Joby Burgess - percussion
Matthew Fairclough - sound design
Kathy Hinde - visuals
The Capstone Theatre
6th February 2014

Reviewed by Joe Coventry

Powerplant are a collective that brings together virtuoso percussion, tailored video backdrops and looped electronic sounds. On stage tonight the limelight fell only on Joby Burgess, but the backdrop visuals and electronic soundscape where equally as striking.

The closely packed performance space, replete with drum set, xylosynth, (a souped up xylophone), and assorted electronica awaited the seasoned and well travelled recording artist as the lights dimmed on an anticipatory crowd of all ages, which half-filled the auditorium.

First up was Conlon Nancarrow's 'Piece for Tape (for Percussion'), in an arrangement by Dominic Murcott. A good piece to get the hands going and the loops whirring.

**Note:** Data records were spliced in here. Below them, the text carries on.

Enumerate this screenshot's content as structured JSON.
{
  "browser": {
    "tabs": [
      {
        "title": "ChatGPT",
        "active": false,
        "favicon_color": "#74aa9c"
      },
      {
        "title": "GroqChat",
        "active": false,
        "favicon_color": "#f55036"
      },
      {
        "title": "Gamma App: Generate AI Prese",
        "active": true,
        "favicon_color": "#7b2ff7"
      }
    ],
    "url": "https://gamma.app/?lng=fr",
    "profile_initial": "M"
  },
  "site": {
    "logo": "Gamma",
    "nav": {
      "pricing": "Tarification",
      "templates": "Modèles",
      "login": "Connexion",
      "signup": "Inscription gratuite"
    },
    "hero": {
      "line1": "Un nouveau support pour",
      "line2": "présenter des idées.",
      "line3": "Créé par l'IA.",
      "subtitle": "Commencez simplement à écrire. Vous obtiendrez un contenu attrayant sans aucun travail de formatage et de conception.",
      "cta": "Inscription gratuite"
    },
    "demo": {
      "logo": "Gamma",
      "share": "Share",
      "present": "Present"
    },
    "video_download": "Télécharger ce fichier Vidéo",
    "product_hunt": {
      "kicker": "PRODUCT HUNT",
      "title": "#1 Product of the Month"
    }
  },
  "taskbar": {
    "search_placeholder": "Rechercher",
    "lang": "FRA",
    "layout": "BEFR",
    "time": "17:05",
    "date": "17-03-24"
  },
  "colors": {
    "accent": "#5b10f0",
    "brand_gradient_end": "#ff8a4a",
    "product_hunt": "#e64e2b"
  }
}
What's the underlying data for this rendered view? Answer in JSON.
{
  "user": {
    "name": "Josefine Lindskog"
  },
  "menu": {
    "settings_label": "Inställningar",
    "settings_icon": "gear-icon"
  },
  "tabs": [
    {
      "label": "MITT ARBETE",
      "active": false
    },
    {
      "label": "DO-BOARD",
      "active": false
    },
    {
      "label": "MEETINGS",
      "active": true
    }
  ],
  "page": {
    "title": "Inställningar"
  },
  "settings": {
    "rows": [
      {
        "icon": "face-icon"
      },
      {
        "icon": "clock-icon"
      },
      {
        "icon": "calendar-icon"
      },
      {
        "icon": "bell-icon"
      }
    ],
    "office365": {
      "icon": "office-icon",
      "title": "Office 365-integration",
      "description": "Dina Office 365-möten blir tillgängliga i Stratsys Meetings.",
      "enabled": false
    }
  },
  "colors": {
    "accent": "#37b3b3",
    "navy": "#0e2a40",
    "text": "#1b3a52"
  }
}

Daguerrotype horses gaits on the screen set the rhythm for drums and xylosynth.

The shift to Venevulan Javier Alvarez's inspired electro-taping of Mexican and Latin American cultures, saw a performance for improvisatory maracas and oil drum, the pre-recorded sounds invoking pan-pipes above an increasingly dark miasmal drift, but it came alright at the end with some blue sky calypso shaking.

A glass of Shiraz in the lounge awaited after Gabriel Prokoviev's 28 minute 'Import/Export -suite for global junk'. In seven parts for oil drum, wooden pallette, plastic bags, fizzy lemonade drink bottles and associated software, it was a rollercoaster ride of western industrial progress.

The backdrop video, capturing the rampant exploitation of the earth's natural resources, was all oil rigs, saw mills, bulging cargo holds, land abuse and ethnic manual labour striving under the ambivalence of capitalism's inexorable advances.

The accompanying detritus of plastic bags, the ultimate non bio-degradable product besides a nuclear reactor's spent uranium fuel, or marching production lines of glass or plastic bottles filled the screen. The soloist's manual dexterity of banging, scratching or chinking, chimed above the telling programmed noises.

A bit of fun after the interval came with Steve Reich's 'My Name Is!' Here, using computer processing equipment, the audience's shouted responses were recorded, edited and mixed as the piece developed - at the end it sounded like a communal 'Jess'!

Matthew Fairclough's 'The Boom and the Bap' was all drums, gongs and symbols - and the Chinese rack sounding xylosynth's metronomic showmanship presaged a carefree throwing away of the sticks at the end.

A fascinating evening approached its conclusion with Max de Wardener's trio of short pieces '24 Lies A Second', (also the name of the group's latest album), 'Im Dorfe' and 'Until My Blood Is Pure'. More dystopian visions of Chernobyl-esque conflagration backed the keyboard and vibes before an electro-shocked finale.

Finally, a classic Kraftwerk coda, 'Pocket Calculator' brought proceedings to a close. It had been an interesting and enjoyable evening.